Former dealer sentenced to six years


Jessica Johnston

James Norris (right) sits alongside his defense attorney Keith Edwards (left). During his statement, Edwards said he and Norris have formed a friendship over the last seven months that will not end once Norris is sent to prison.

By Jessica Johnston, Assistant News Director

Arrested during a day of executing warrants, James Norris was one of six people taken into custody in August for drug trafficking.

The Zanesville man accused of dealing cocaine was sentenced to six years in prison after pleading guilty to a first-degree felony of trafficking in drugs and a fifth-degree felony of permitting drug abuse.

The State argued for a seven-year sentence in Norris’ case, while the defense argued for four years given Norris’ begrudging behavior before dealing to a confidential informant.

Keith Edwards, Norris’ defense attorney, argued that Norris was not the main target of the confidential informant’s sting operation but came into the situation as an added dealer.

According to Edwards, the CI reached out to Norris multiple times in an attempt to purchase an amount of cocaine.

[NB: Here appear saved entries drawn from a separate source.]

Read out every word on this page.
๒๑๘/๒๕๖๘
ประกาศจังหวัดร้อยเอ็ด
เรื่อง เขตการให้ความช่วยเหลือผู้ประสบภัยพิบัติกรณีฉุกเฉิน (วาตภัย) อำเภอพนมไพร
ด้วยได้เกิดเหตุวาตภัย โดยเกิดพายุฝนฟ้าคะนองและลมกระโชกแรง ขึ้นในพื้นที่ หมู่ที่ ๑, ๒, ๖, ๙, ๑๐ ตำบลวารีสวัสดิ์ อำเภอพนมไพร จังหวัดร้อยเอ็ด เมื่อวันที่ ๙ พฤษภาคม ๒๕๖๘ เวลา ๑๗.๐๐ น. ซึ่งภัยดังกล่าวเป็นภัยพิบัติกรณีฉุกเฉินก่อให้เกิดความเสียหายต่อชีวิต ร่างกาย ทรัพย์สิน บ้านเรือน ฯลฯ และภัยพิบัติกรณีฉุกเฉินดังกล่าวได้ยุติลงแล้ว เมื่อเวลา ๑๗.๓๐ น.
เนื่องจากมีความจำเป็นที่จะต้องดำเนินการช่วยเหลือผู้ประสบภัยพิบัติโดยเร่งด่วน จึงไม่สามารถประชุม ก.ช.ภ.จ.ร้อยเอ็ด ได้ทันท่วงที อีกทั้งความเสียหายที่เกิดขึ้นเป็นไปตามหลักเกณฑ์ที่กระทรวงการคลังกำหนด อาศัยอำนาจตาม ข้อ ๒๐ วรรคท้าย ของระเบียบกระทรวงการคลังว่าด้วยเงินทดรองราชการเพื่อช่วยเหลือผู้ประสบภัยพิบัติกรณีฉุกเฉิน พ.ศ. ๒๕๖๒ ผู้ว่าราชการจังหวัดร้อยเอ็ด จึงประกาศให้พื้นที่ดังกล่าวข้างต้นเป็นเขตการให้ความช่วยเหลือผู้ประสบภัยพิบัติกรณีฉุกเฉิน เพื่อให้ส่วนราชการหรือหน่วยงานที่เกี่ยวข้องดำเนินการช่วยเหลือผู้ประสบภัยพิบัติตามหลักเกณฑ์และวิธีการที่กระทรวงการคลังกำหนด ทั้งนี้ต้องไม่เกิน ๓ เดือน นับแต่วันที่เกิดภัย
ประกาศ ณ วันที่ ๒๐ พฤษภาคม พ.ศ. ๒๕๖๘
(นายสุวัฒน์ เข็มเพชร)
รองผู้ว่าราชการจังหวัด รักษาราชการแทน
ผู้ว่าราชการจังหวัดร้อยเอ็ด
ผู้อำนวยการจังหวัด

Norris denied the request numerous times before caving in to the CI’s persistent requests.

“(The CI) pushed and pushed and pushed,” Edwards said.

In an operation that utilizes a CI, Edwards said it is common practice to set up multiple buys from a dealer in order to have solid evidence against the person.

With Norris, the CI attempted to set up a second buy when Norris informed the person that he refused to sell anymore and was not dealing drugs any longer, Edwards said.

During his request for a lighter sentence, Edwards pointed out that Norris had made the independent decision to denounce his criminal behavior before he ever knew he was in trouble.

Judge Kelly Cottrill empathized with Norris and said he was faced with a tough decision as Norris has been involved in previous criminal activity but applauded him for turning his life around.

“Drugs are eating us up and you know that,” Cottrill said.

Norris agreed and said his goal is to advocate for young people and help them avoid getting caught up in the same lifestyle he led.

Cottrill said Norris, 36, is still a relatively young man and asked him about his three children stating that kids want to grow up and be like their father.

“That’s why I’ve got to be there to help them make better decisions,” Norris said to Cottrill.

All six years of Norris’ sentence are mandatory.